ROANOKE TIMES

                         Roanoke Times
                 Copyright (c) 1995, Landmark Communications, Inc.

DATE: SATURDAY, May 8, 1993                   TAG: 9305080266
SECTION: EXTRA                    PAGE: C7   EDITION: METRO 
SOURCE: MIKE MAYO CORRESPONDENT
DATELINE:                                 LENGTH: Medium


BRUCE LEE STORY MORE THAN FEET, FISTS FLYING

Combining genres is usually a risky proposition, but "Dragon: The Bruce Lee Story" is an unusually good movie.

The recent untimely death of Brandon Lee, Bruce Lee's son, does add an emotional undercurrent that the film wouldn't have had otherwise, but it stands on its own as a moving martial-arts celebrity biography.

Most moviegoers know that Bruce Lee died in 1973 just as his career was taking off. He had worked in one TV series, "The Green Hornet"; had a cameo in one Hollywood film, "Marlowe"; and starred in a few low-budget kung-fu movies in Hong Kong. But audiences probably don't know much about the man or his beginnings.

Though the details of this version are probably not completely accurate - the script is based on a biography written by his wife, Linda Lee - they make for an inventive, interesting story.

Lee - well-played by Jason Scott Lee (no relation) - was born in San Francisco but moved to Hong Kong as a child.
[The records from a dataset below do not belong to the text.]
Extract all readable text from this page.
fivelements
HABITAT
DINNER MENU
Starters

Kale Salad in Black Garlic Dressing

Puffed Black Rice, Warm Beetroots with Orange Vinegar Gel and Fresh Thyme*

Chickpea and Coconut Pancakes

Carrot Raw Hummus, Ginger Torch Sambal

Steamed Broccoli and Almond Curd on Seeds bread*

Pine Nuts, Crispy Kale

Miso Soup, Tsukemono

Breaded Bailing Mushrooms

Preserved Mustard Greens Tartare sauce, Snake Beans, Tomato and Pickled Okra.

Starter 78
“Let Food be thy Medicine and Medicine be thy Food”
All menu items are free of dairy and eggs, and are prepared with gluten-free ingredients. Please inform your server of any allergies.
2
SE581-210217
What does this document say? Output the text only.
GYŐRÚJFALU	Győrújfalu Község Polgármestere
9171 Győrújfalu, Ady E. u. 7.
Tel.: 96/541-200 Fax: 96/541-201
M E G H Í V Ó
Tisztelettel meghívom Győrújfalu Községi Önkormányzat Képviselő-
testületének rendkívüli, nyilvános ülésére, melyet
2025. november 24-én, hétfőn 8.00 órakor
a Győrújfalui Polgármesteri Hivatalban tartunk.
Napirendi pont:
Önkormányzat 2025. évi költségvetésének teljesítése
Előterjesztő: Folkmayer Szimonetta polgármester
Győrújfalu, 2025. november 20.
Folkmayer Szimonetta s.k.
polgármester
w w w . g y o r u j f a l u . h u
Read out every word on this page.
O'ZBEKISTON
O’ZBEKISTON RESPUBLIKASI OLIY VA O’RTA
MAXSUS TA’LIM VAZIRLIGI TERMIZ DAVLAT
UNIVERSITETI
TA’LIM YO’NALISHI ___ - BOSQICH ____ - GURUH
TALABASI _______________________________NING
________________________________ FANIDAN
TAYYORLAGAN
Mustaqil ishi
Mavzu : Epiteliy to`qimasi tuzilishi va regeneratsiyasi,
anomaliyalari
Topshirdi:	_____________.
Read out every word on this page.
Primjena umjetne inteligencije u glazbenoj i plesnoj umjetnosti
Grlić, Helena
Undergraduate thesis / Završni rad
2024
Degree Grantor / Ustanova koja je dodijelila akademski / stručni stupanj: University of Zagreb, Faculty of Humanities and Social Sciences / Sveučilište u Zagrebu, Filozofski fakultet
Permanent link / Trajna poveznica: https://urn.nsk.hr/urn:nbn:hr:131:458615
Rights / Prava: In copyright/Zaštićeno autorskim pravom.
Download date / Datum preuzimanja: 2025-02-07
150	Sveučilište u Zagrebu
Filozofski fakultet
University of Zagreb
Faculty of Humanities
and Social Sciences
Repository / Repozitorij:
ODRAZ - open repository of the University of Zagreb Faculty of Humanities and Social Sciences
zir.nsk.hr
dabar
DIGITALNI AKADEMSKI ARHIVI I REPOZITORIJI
When he was a teen-ager in the early 1960s, his father sent him back to the United States. There he used his training in martial arts, an engaging personality and an education to found a series of kung-fu academies. At the same time, he met and married Linda (Lauren Holly). Then came failure and success in the movies.

On those bare bones, director and co-writer Rob Cohen has fashioned a story of dreams, fears, superstition, racial prejudice and ambition. Working with fight choreographer John Cheung, he put together some nifty action sequences. They're well-staged and photographed, particularly an early one involving four enraged cooks. Jason Scott Lee, not trained as a fighter, handles himself capably, and he certainly looks like the character he's portraying.

But, unlike so many martial arts movies, the film doesn't drag when people aren't kicking each other. The human side of Bruce Lee is really given more attention than the trappings of celebrity. And toward the middle of the film, when his young son, Brandon, becomes an important supporting character, the story becomes doubly ironic.

By the current standards of action films, the violence in the fight scenes is restrained, and the story of this too-short life has so many other facets that "Dragon" should appeal to a broad audience. Martial-arts fans will like it, but so will everyone else.

Dragon: The Bruce Lee Story: *** A Universal release playing at the 117 min. Rated PG-13 for violence, sexual content, strong language.